Challenges and necessity
One of plant breeding approaches for increasing yield and quality is the use of natural genetic variation. The use of newly imported lines and targeted crosses with each other and regional cultivars can help to increase the diversity of germplasm. To understand genetic variation in populations, genetic diversity is often evaluated at the genome level. Since there has been no study on the molecular diversity of rice cultivars in Central and West Asian countries, the need to study on it is felt, the purpose of this research is to determine the diversity of varieties using SSR markers.
- Evaluating molecular diversity and classification of rice cultivars in central and west Asian countries.

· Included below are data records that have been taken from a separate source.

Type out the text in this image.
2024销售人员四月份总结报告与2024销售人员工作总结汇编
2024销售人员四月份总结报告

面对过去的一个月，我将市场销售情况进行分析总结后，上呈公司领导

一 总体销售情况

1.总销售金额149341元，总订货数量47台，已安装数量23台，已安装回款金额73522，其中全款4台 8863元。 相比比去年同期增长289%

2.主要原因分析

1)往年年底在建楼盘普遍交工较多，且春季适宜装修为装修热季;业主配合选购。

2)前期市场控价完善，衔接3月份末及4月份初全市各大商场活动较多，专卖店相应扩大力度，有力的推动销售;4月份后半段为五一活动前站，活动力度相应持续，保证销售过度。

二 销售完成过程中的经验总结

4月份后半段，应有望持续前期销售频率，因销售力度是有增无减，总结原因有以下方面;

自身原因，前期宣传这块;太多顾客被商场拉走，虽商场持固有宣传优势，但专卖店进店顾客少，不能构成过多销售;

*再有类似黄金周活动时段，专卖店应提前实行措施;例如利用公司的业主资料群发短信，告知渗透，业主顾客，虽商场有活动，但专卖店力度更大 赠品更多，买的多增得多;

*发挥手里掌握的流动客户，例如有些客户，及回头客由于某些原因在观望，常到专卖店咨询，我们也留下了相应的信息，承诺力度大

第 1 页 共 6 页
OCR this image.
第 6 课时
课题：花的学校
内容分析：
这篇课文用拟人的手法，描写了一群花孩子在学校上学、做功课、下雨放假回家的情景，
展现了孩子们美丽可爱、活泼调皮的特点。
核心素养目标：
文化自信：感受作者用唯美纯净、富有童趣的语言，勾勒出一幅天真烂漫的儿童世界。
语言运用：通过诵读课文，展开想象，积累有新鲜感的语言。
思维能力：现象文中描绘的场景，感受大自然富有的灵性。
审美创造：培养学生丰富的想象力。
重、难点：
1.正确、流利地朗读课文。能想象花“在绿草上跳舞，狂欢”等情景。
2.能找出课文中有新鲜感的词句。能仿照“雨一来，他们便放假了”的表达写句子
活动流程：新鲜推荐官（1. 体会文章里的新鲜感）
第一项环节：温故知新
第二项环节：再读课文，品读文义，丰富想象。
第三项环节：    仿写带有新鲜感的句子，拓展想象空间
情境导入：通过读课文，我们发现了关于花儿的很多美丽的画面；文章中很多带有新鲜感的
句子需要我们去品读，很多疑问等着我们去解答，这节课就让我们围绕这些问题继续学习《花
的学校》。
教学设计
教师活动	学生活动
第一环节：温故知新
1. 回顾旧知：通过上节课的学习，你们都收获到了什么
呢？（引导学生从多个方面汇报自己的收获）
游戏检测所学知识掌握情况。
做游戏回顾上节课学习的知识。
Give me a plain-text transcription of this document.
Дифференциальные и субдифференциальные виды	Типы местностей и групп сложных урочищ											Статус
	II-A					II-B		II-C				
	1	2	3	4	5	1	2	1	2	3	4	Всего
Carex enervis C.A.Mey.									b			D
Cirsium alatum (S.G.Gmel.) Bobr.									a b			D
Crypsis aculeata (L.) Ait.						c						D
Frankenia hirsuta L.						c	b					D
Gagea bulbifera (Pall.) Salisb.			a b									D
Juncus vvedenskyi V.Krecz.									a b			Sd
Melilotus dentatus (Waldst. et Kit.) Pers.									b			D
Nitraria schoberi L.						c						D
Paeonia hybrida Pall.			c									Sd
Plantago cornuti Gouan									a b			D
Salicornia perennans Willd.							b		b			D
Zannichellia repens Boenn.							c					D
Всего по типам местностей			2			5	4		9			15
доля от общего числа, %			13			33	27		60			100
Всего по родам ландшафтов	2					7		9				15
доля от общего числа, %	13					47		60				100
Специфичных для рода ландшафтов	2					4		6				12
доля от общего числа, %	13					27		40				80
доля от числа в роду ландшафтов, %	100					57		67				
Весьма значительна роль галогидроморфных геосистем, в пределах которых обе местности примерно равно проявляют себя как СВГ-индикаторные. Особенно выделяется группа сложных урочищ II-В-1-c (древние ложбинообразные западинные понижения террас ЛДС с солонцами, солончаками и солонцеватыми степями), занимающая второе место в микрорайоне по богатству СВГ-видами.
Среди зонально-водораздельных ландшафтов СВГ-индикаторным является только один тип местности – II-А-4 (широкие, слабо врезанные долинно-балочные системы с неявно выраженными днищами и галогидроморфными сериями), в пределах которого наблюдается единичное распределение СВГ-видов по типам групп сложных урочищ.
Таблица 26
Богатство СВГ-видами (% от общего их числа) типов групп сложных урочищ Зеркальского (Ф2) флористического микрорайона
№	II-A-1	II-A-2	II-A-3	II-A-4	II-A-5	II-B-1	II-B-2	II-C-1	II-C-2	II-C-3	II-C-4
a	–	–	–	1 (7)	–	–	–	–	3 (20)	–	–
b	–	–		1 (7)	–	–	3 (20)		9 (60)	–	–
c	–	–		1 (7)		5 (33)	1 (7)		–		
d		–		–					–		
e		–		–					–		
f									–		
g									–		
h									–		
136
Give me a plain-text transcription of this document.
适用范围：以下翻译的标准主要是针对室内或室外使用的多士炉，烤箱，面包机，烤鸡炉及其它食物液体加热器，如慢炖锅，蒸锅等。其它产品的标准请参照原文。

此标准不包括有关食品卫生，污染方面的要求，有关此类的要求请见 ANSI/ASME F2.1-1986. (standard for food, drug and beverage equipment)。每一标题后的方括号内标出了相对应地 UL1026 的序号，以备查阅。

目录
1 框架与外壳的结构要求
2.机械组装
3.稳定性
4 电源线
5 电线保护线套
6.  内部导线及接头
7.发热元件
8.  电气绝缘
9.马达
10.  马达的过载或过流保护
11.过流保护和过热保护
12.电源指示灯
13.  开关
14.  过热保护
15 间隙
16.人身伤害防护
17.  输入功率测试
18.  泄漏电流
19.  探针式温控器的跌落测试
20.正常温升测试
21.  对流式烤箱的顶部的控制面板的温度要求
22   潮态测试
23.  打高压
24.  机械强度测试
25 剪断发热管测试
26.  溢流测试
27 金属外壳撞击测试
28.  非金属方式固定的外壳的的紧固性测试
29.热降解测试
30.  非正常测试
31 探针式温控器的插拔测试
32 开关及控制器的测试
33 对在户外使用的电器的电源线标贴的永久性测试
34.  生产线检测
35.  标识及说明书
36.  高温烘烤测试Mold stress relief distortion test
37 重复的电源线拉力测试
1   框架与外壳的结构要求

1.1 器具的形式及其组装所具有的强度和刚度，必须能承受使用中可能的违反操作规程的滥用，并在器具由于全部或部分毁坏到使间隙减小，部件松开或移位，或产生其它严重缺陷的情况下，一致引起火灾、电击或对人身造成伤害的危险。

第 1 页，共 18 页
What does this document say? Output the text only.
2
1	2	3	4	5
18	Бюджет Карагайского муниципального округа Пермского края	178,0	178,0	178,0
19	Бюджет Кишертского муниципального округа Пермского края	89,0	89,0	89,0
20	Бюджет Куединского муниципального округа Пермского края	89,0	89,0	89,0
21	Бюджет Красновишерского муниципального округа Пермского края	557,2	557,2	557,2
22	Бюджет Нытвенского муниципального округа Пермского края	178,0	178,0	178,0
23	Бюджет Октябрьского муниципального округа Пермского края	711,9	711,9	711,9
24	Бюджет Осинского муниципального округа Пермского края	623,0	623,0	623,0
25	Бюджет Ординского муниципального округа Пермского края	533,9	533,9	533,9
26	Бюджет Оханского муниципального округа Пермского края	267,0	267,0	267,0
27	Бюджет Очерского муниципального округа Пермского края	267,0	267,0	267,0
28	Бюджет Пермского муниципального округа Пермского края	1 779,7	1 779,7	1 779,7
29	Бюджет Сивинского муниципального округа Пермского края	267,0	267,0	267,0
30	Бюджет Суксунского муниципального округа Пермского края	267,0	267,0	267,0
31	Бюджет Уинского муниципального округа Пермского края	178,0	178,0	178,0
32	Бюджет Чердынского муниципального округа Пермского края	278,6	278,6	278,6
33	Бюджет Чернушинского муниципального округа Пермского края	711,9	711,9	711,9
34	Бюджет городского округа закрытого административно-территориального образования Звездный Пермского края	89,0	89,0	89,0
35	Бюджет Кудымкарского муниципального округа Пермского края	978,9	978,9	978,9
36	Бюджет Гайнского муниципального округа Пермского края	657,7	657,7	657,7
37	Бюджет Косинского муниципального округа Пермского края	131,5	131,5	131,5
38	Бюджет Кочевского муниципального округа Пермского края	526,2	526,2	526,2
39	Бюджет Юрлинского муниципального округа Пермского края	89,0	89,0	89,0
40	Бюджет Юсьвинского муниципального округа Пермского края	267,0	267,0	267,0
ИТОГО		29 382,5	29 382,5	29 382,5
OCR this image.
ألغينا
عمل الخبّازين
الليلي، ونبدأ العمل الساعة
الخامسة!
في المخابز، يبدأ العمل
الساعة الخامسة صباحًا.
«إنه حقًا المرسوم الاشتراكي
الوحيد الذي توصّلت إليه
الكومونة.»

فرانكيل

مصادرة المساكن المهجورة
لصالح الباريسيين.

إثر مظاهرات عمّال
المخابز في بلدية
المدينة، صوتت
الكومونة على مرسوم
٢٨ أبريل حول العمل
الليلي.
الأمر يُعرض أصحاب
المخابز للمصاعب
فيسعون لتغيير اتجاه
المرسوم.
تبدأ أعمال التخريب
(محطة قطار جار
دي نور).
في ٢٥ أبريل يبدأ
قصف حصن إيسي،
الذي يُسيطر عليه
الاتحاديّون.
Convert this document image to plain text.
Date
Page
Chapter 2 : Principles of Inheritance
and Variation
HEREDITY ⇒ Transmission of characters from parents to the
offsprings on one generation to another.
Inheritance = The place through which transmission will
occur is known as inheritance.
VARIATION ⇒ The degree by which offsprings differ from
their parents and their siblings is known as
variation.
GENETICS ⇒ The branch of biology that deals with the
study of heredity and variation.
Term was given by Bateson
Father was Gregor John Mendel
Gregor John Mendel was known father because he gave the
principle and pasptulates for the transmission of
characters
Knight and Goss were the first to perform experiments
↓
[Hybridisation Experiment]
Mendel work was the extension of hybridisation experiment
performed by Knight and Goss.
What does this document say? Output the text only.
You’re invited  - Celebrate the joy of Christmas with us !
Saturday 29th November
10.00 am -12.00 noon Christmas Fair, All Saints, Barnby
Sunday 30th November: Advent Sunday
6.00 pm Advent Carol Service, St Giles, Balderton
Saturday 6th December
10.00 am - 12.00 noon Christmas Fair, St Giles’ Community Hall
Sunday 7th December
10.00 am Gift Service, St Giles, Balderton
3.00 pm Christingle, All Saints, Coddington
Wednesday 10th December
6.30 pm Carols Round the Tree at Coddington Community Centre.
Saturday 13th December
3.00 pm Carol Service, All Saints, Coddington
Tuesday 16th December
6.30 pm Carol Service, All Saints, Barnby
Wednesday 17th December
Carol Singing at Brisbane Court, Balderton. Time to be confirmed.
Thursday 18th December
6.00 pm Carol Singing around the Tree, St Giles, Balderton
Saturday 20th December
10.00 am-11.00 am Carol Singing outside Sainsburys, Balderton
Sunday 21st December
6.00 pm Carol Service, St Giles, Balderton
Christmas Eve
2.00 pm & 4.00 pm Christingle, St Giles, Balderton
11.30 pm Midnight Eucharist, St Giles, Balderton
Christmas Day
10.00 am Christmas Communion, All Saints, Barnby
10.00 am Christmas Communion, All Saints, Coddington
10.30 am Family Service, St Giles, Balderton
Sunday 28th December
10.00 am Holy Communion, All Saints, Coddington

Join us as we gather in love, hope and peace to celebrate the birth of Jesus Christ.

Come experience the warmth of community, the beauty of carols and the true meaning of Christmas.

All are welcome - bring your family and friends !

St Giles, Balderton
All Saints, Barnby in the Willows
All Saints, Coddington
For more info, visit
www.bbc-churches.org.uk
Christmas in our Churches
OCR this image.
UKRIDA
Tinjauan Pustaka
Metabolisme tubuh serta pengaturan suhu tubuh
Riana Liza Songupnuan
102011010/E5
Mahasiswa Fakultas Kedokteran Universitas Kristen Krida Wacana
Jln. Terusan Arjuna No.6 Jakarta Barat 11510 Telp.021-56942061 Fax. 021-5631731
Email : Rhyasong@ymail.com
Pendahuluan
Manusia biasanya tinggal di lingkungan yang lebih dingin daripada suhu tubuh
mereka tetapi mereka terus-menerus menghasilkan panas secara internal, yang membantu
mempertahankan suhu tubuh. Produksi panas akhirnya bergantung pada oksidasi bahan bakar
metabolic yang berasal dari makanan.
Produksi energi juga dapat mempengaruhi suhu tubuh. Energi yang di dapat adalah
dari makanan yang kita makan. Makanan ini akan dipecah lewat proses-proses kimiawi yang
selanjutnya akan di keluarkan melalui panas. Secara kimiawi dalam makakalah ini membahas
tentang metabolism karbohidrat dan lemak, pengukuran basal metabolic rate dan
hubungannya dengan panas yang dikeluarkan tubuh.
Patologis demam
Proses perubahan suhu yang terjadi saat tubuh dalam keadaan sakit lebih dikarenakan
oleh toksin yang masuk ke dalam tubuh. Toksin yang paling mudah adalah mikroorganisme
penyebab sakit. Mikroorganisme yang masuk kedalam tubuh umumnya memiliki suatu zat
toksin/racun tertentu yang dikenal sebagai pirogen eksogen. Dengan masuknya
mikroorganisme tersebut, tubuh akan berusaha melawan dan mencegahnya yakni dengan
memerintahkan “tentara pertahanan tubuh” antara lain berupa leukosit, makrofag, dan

- Measurement of morphological traits and determinants of baking quality in rice cultivars of central and west Asian countries. Comparison and classification of cultivars based on available variation.
- Provide the ground for achieving targeted crossing in case of sufficient diversity.
Materials and methods
Genotypes will be collected from Azerbaijan, Kazakhstan, Afghanistan, Turkey, Kyrgyzstan, Iraq and Tajikistan, and will be cultivated at Rice Research Institute of Iran. Then, their molecular diversity will be evaluated by 21 microsatellite markers after DNA extraction from leaf samples by CTAB method. In this study, characteristics including plant height, number of tillers, day to maturity, panicle length, number of filled grain per panicle, yield, 100 seed weight, grain length, grain width, grain shape, amylose content gel consistency and gelatinization temperature will be evaluated.
In this study, 60 microsatellite markers were used in 63 rice genotypes of Central and West Asia to group rice cultivars. Based on data from 60 markers, it was observed that a total of 252 polymorphic alleles were amplified with an average of 4.2 alleles per primer. The lowest number of alleles belonged to the RM490 marker with 2 alleles and the highest number was belonged to the RM424 and RM246 markers with 7 alleles, respectively. The mean number of effective alleles was 3.78 which RM490 and RM5423 markers had the lowest and the RM225 and RM246 markers had the highest value for this index. Gene diversity and amount of polymorphic information content showed that RM23 and RM212 markers had the highest value and RM3 marker had the lowest value for these two indices. Classification of genotypes was performed by cluster analysis using PAST software. Genotypes were classified into 5 clusters using Dice similarity coefficient and UPGMA method. Based on the results of cluster analysis and genetic distances, genotypes of Iran, Afghanistan and Azerbaijan can be used for hybrid production in order to increase grain yield and quality.